EuGH-Urteil vom 2.4.2020, Rechtssache C‑567/18

 

Sachverhalt:

Der Parfüm- und Kosmetikkonzern Coty hält eine Lizenz an der Unionsmarke „DAVIDOFF“, die für die Waren „Parfümeriewaren, ätherische Öle, Mittel zur Körper- und Schönheitspflege“ registriert ist.

Amazon bietet im Bereich „Amazon-Marketplace“ Drittanbietern die Möglichkeit, für ihre Waren Verkaufsangebote einzustellen. Die Kaufverträge kommen zwischen den Drittanbietern und den Käufern zustande. Die Drittanbieter haben zudem die Möglichkeit, sich an dem Programm „Versand durch Amazon“ zu beteiligen. Auch das Parfum „Davidoff Hot Water“ wurde von einer Drittanbieterin angeboten.

Coty klagte Amazon auf Unterlassung. Konkret sollte Amazon dazu verurteilt werden, es zu unterlassen, im geschäftlichen Verkehr Parfums der Marke Davidoff in Deutschland zu vertreiben, wenn die Waren nicht mit ihrer Zustimmung in den Verkehr der Union gebracht worden seien.

Der deutsche BGH setzte das Verfahren aus und legte dem EuGH die Frage zur Vorabentscheidung vor, ob eine Person (bzw Unternehmen), die für einen Dritten markenrechtsverletzende Waren lagert, ohne vom Rechtsverstoß Kenntnis zu haben, diese Ware zum Zwecke des Anbietens oder Inverkehrbringens besitzt, wenn nicht sie selbst, sondern allein der Dritte beabsichtigt, die Ware anzubieten oder in Verkehr zu bringen.

 

Entscheidung:

Der EuGH hielt zunächst fest, dass die Beklagten des Ausgangsverfahrens die betreffenden Waren lediglich gelagert haben, ohne sie selbst zum Verkauf angeboten oder in den Verkehr gebracht zu haben, und sie dies auch nicht beabsichtigt haben.
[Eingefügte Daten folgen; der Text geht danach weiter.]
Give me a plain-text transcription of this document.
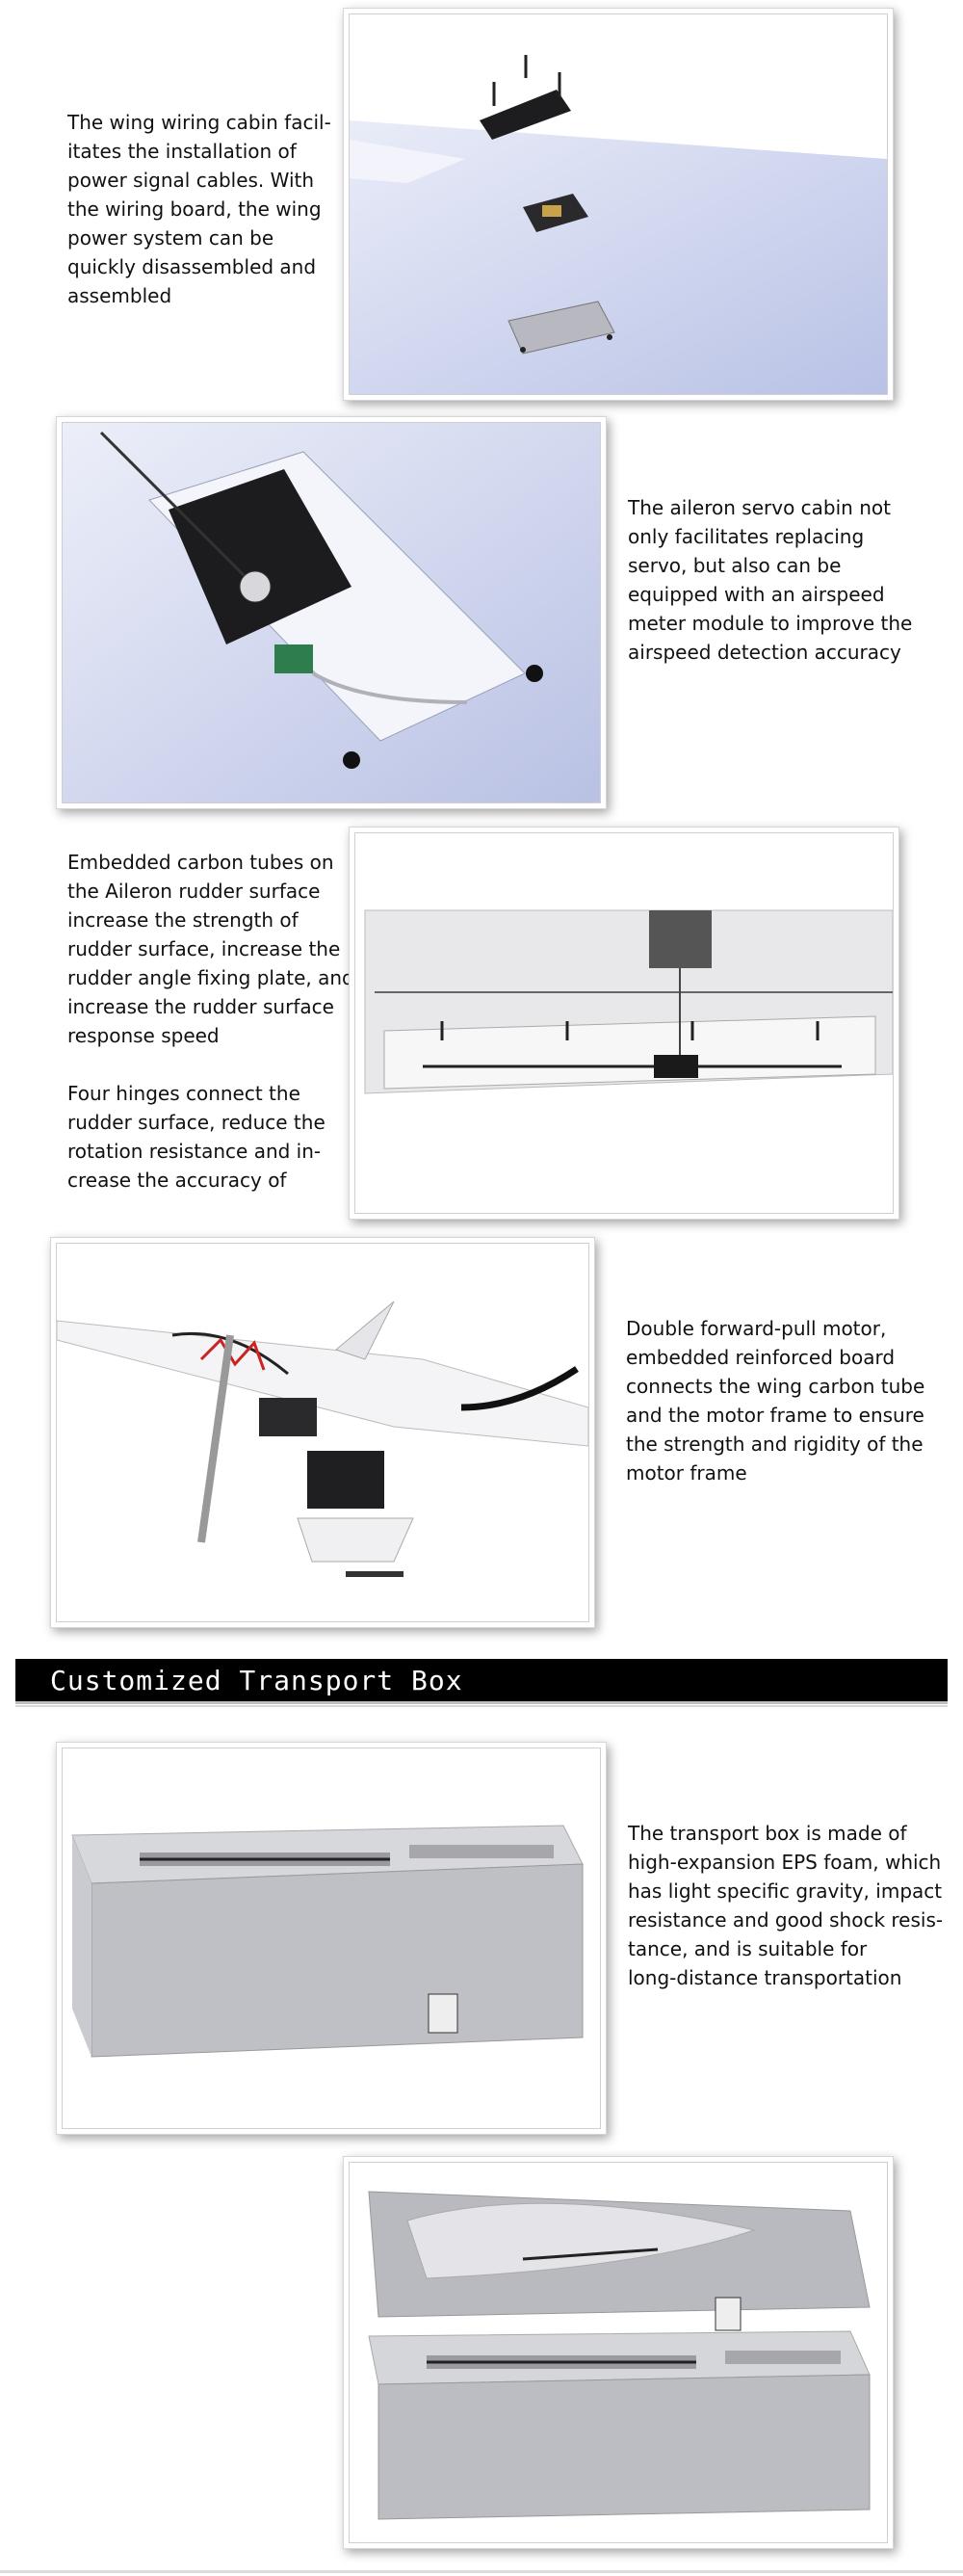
The wing wiring cabin facil-
itates the installation of
power signal cables. With
the wiring board, the wing
power system can be
quickly disassembled and
assembled
The aileron servo cabin not
only facilitates replacing
servo, but also can be
equipped with an airspeed
meter module to improve the
airspeed detection accuracy
Embedded carbon tubes on
the Aileron rudder surface
increase the strength of
rudder surface, increase the
rudder angle fixing plate, and
increase the rudder surface
response speed

Four hinges connect the
rudder surface, reduce the
rotation resistance and in-
crease the accuracy of
Double forward-pull motor,
embedded reinforced board
connects the wing carbon tube
and the motor frame to ensure
the strength and rigidity of the
motor frame
Customized Transport Box
The transport box is made of
high-expansion EPS foam, which
has light specific gravity, impact
resistance and good shock resis-
tance, and is suitable for
long-distance transportation
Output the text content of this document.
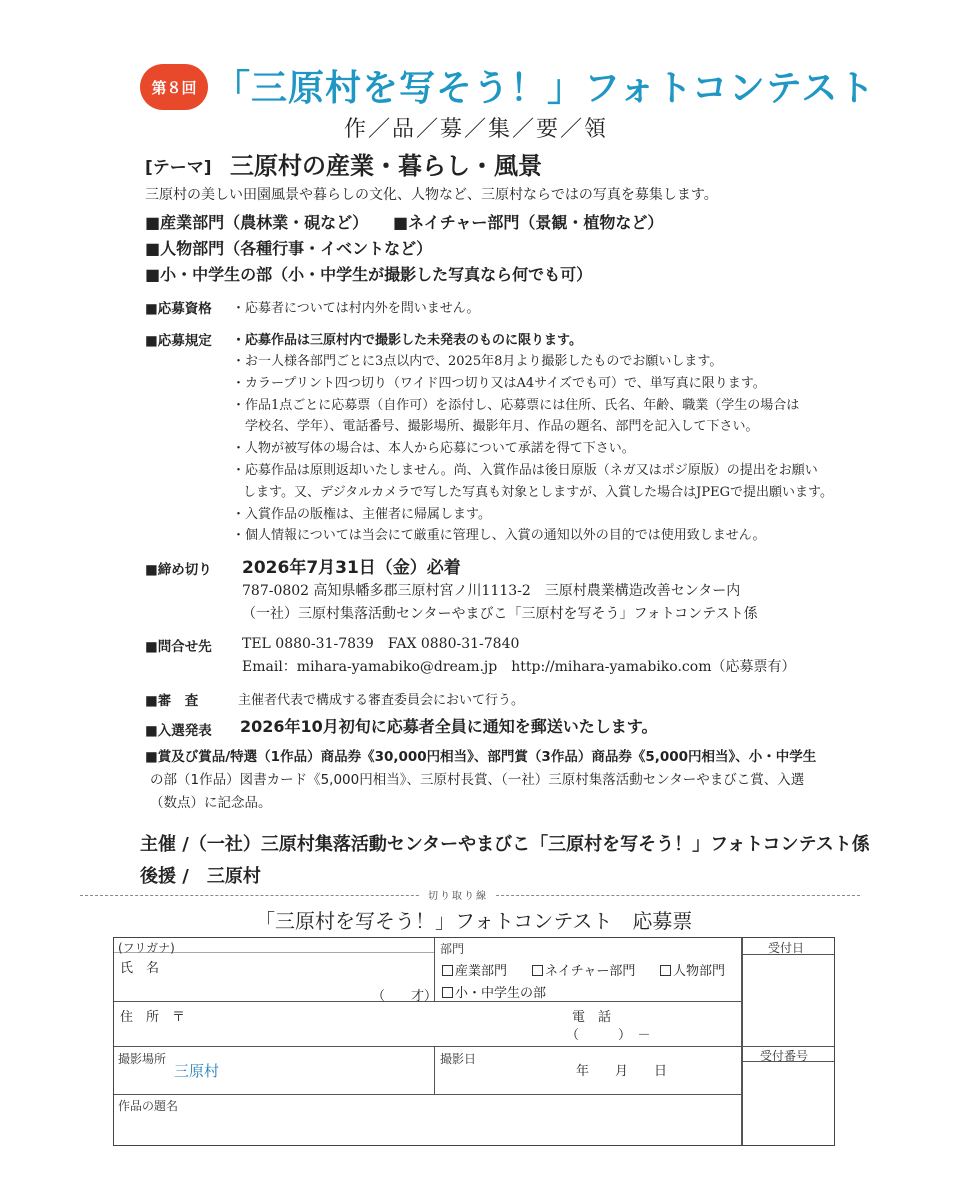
第８回 「三原村を写そう！」フォトコンテスト
作／品／募／集／要／領
[テーマ] 三原村の産業・暮らし・風景
三原村の美しい田園風景や暮らしの文化、人物など、三原村ならではの写真を募集します。
■産業部門（農林業・硯など） ■ネイチャー部門（景観・植物など）
■人物部門（各種行事・イベントなど）
■小・中学生の部（小・中学生が撮影した写真なら何でも可）
■応募資格 ・応募者については村内外を問いません。
■応募規定 ・応募作品は三原村内で撮影した未発表のものに限ります。
・お一人様各部門ごとに3点以内で、2025年8月より撮影したものでお願いします。
・カラープリント四つ切り（ワイド四つ切り又はA4サイズでも可）で、単写真に限ります。
・作品1点ごとに応募票（自作可）を添付し、応募票には住所、氏名、年齢、職業（学生の場合は
学校名、学年）、電話番号、撮影場所、撮影年月、作品の題名、部門を記入して下さい。
・人物が被写体の場合は、本人から応募について承諾を得て下さい。
・応募作品は原則返却いたしません。尚、入賞作品は後日原版（ネガ又はポジ原版）の提出をお願い
します。又、デジタルカメラで写した写真も対象としますが、入賞した場合はJPEGで提出願います。
・入賞作品の版権は、主催者に帰属します。
・個人情報については当会にて厳重に管理し、入賞の通知以外の目的では使用致しません。
■締め切り 2026年7月31日（金）必着
787-0802 高知県幡多郡三原村宮ノ川1113-2　三原村農業構造改善センター内
（一社）三原村集落活動センターやまびこ「三原村を写そう」フォトコンテスト係
■問合せ先 TEL 0880-31-7839　FAX 0880-31-7840
Email：mihara-yamabiko@dream.jp　http://mihara-yamabiko.com（応募票有）
■審　査	主催者代表で構成する審査委員会において行う。
■入選発表 2026年10月初旬に応募者全員に通知を郵送いたします。
■賞及び賞品/特選（1作品）商品券《30,000円相当》、部門賞（3作品）商品券《5,000円相当》、小・中学生
の部（1作品）図書カード《5,000円相当》、三原村長賞、（一社）三原村集落活動センターやまびこ賞、入選
（数点）に記念品。
主催 /（一社）三原村集落活動センターやまびこ「三原村を写そう！」フォトコンテスト係
後援 /　三原村
切り取り線
「三原村を写そう！」フォトコンテスト　応募票
(フリガナ)
氏　名
（　　才）
部門
産業部門	ネイチャー部門	人物部門
小・中学生の部
住　所　〒	電　話
（　　　）　－
受付日
受付番号
撮影場所
三原村
撮影日
年　　月　　日
作品の題名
Daher sei zu prüfen, ob ein solches Lagern als eine „Benutzung“ der Marke und insbesondere als das „Besitzen“ dieser Waren zum Zweck ihres Angebots oder ihres Inverkehrbringens angesehen werden kann.

Der EuGH hat bereits in einer früheren Entscheidung festgehalten, dass nach seinem gewöhnlichen Sinn der Ausdruck „Benutzung“ ein aktives Verhalten und eine unmittelbare oder mittelbare Herrschaft über die Benutzungshandlung voraussetzt.

In Bezug auf den Betrieb einer Online-Handelsplattform hat der EuGH bereits festgestellt, dass die dortige Benutzung von mit Marken identischen oder ihnen ähnlichen Zeichen in Verkaufsangeboten, durch die als Verkäufer auftretenden Kunden des Betreibers dieses Marktplatzes erfolgt, nicht aber durch diesen Betreiber selbst. Der Umstand, dass die technischen Voraussetzungen für die Benutzung eines Zeichens geschaffen werden und diese Dienstleistung vergütet wird, bedeutet nicht, dass deren Erbringer dieses Zeichen selbst benutzt. Folglich kann die Lagerung von Waren, die mit geschützten (oder ähnlichen) Zeichen versehen sind, nur dann als „Benutzung“ dieser Zeichen eingestuft werden, wenn, der lagernde Wirtschaftsteilnehmer selbst den Zweck des Anbietens von Waren oder ihres Inverkehrbringens verfolgt. Andernfalls kann weder davon ausgegangen werden, dass diese Person die Benutzungshandlung vornimmt, noch, dass das Zeichen im Rahmen ihrer eigenen kommerziellen Kommunikation benutzt wird.

Der EuGH beantwortete die Vorlagefrage daher dahingehend, dass eine Person, die für einen Dritten markenrechtsverletzende Waren lagert, ohne Kenntnis von der Markenrechtsverletzung zu haben, so anzusehen ist, dass sie diese Waren nicht zum Zweck des Anbietens oder Inverkehrbringens im Sinne dieser Bestimmungen besitzt, wenn sie selbst nicht diese Zwecke verfolgt.

Kurz zusammengefasst: Amazon haftet nicht für Markenrechtsverletzungen seiner Marketplace-Partner.

Die Frage, ob Coty verlangen kann, dass Amazon diese Ware nicht mehr lagert und verschickt, wurde in diesem Verfahren jedoch offengelassen.